Klack: Roman (German Edition)
Abtanzball im Ballsaal der Stadthalle absolvierte ich mit Isabelle. Schöner, irgendwie exotischer Name. Sie war auch sehr hübsch, aber hölzern und so unterkühlt, dass sie mir sogar den trockenen Wangenkuss verweigerte, den ich ihr aufhauchen wollte, als wir in der Walzerwertung den dritten Platz belegten.
Die Tanzstunde war, kein Zweifel, wie Krawatten, schlecht sitzende Anzüge und trockene Wangenküsse, eine saftlos unsinnliche und antiquierte Sache. Die Sache, das eine, musste etwas ganz anderes sein. Aber das ganz andere war nur ein heißer Wunsch, dessen Erfüllung trotz lebhafter Phantasie- und Lendenleistung ein Ding der Unmöglichkeit blieb.
Am Abtanzball nahmen auch die Eltern teil. Meine Mutter fand Isabelle »ganz entzückend«, und mein Vater tanzte einen Foxtrott mit ihr. Mit Isabelles Mutter tanzte ich einen langsamen Walzer; ich glaube, sie fand mich nicht so entzückend, weil ich ihr dauernd auf die Füße trat. Mein Vater und Isabelles Vater verstanden sich bestens. Isabelles Vater war Offizier bei der Bundeswehr und Kriegsveteran wie mein Vater.
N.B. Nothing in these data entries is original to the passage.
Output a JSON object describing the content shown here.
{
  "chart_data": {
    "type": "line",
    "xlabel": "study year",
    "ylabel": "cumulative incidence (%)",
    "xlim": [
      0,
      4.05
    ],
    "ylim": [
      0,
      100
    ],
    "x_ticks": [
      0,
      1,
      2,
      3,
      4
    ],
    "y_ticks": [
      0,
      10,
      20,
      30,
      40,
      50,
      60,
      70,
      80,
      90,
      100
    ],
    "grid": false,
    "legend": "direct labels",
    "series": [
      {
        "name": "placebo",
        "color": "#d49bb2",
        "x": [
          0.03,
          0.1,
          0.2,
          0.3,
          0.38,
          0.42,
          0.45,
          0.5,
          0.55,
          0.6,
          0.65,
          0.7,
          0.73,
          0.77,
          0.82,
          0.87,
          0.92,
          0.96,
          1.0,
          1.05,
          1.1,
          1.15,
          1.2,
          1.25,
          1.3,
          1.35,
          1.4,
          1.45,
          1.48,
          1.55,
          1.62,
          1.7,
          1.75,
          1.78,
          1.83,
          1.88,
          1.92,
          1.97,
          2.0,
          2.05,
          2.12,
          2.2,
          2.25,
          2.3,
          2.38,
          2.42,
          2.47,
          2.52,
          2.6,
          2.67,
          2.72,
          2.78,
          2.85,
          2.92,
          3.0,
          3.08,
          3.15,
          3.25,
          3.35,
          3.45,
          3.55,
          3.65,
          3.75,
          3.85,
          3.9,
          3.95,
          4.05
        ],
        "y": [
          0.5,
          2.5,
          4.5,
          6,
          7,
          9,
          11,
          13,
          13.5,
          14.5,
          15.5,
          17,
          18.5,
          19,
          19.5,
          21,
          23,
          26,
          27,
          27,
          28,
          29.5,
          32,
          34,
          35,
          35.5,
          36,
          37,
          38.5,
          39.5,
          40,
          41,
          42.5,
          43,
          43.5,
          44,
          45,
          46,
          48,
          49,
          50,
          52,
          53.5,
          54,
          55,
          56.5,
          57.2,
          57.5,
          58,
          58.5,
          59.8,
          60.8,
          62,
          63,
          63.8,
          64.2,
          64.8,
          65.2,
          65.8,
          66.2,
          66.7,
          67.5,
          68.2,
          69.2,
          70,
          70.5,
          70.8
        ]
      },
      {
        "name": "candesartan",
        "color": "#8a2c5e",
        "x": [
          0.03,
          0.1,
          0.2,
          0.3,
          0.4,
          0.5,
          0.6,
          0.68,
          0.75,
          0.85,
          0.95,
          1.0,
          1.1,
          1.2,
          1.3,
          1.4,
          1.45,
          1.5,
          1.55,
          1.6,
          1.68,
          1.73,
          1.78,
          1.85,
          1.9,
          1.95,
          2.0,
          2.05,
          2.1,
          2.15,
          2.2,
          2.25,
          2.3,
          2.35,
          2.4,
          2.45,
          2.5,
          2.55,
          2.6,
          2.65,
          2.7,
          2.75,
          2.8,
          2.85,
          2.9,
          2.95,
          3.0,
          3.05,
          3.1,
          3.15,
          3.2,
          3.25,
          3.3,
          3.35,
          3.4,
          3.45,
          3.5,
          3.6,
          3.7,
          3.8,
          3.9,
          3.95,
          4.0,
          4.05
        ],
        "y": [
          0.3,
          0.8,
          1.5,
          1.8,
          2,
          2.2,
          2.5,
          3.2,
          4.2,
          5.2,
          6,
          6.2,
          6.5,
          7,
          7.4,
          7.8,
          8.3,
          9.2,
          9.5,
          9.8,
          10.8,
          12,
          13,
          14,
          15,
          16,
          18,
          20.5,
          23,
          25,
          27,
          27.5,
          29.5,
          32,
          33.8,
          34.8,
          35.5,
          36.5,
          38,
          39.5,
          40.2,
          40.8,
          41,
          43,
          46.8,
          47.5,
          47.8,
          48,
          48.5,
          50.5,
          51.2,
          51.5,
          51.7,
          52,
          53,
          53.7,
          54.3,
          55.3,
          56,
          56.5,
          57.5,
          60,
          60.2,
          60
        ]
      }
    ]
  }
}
Sie standen lange an der Bar, tranken abwechselnd Bier und Underberg, ein als gesundes Elixier geltender Schnaps in Fläschchen, die mit braunem Packpapier getarnt waren. Als ich einmal bei ihnen vorbeischaute, redeten sie über einen gewissen General Paulus, den Isabelles Vater als Schweinehund und Verräter bezeichnete. Mein Vater nickte heftig und sagte, dass er den Kommunismus hasse, allerdings den Russen als solchen durchaus – das kannte ich schon.
Als ich an einem der Tanzstundenabende spät nach Haus gekommen war, später als erlaubt, saßen meine Eltern und Hanna noch bei Oma. Das war ungewöhnlich, weil sie immer früh schlafen ging. Sie hatte den geblümten und gesteppten Morgenrock an und rosa Lockenwickler im grauen Haar. Ich rechnete mit einer Standpauke à la »wo hast du dich denn wieder rumgetrieben?«, aber der Familienrat tagte nicht wegen mir.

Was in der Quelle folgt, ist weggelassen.